Verwaltungsgerichtshof

Entscheidungsdatum

25.02.2016

Geschäftszahl

Ra 2016/19/0007

Rechtssatz

Wenngleich sich der VwGH in der Entscheidung vom 25. Februar 2015, Ra 2014/20/0045, nicht ausdrücklich mit der Frage befassen musste, in welcher Form das Ergebnis der behördlichen Ermittlungen, insbesondere jenes der "multifaktoriellen Altersdiagnose" einem Asylwerber zur Kenntnis zu bringen ist, so ist dieser Entscheidung, der die Anfechtung einer das Verfahren abschließenden Erledigung zugrunde lag, doch zu entnehmen, dass jene Verfahrensschritte, die zur Eruierung des tatsächlichen Lebensalters dienen sollen, als Teil des gesamten Ermittlungsverfahrens zur Feststellung des für die Entscheidung insgesamt maßgeblichen Sachverhalts anzusehen sind.

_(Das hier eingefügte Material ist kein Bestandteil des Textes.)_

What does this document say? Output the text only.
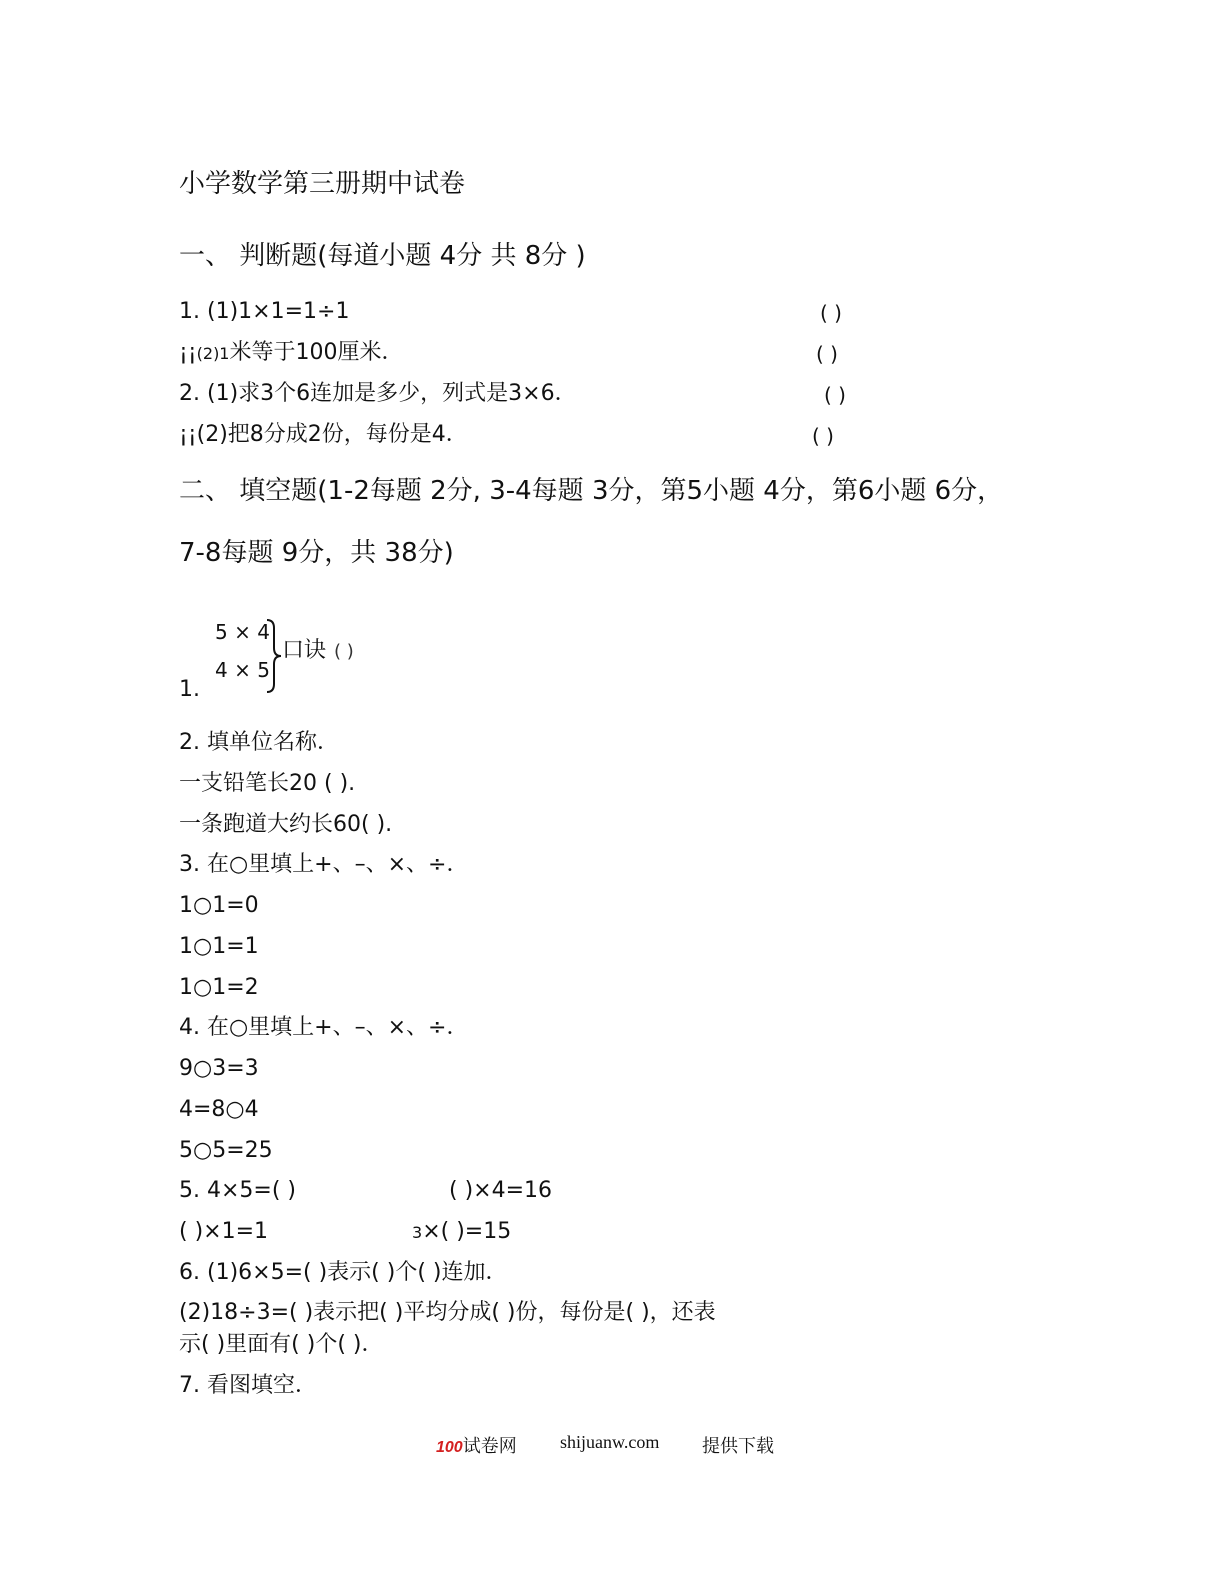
小学数学第三册期中试卷
一、 判断题(每道小题 4分 共 8分 )
1. (1)1×1=1÷1	( )
¡¡(2)1米等于100厘米．	( )
2. (1)求3个6连加是多少，列式是3×6．	( )
¡¡(2)把8分成2份，每份是4．	( )
二、 填空题(1-2每题 2分, 3-4每题 3分，第5小题 4分，第6小题 6分，
7-8每题 9分，共 38分)
1.
5 × 4
4 × 5
口诀 ( )
2. 填单位名称．
一支铅笔长20 ( ).
一条跑道大约长60( ).
3. 在○里填上+、–、×、÷．
1○1=0
1○1=1
1○1=2
4. 在○里填上+、–、×、÷．
9○3=3
4=8○4
5○5=25
5. 4×5=( )	( )×4=16
( )×1=1	3×( )=15
6. (1)6×5=( )表示( )个( )连加．
(2)18÷3=( )表示把( )平均分成( )份，每份是( )，还表
示( )里面有( )个( )．
7. 看图填空．
100试卷网 shijuanw.com 提供下载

Dass hingegen die Beurteilung der Frage, ob der dortige Revisionswerber minderjährig oder volljährig war - was unweigerlich auch Auswirkungen auf seine Prozessfähigkeit zeitigen musste -, einem separaten (Zwischen-)Verfahren vorbehalten wäre (und demgemäß zur Rechtswidrigkeit der dort angefochtenen verfahrensabschließenden Entscheidung hätte führen müssen), hat der VwGH gerade nicht ausgesprochen. Dies steht im Einklang mit der bisherigen zu im Rahmen von Asylverfahren durchgeführten "Altersfeststellungen" ergangenen Rechtsprechung, wonach zu diesem Thema unterlaufene Ermittlungsmängel oder in der verfahrensabschließenden Entscheidung vorhandene Begründungsmängel zu einer Rechtswidrigkeit des verfahrensabschließenden Bescheides führten. Dabei erwies sich auch als maßgeblich, dass die Rechtmäßigkeit bestimmter Verfahrensschritte (wie etwa an den Asylwerber persönlich erfolgte Zustellungen) nur dann beurteilt werden konnte, wenn das Lebensalter des betroffenen Fremden einwandfrei geklärt war (Hinweis Erkenntnisse vom 16. April 2007, 2005/01/0463, vom 16. Dezember 2009, 2006/20/0599, vom 17. März 2011, 2008/01/0364, und vom 17. Mai 2011, 2011/01/0101).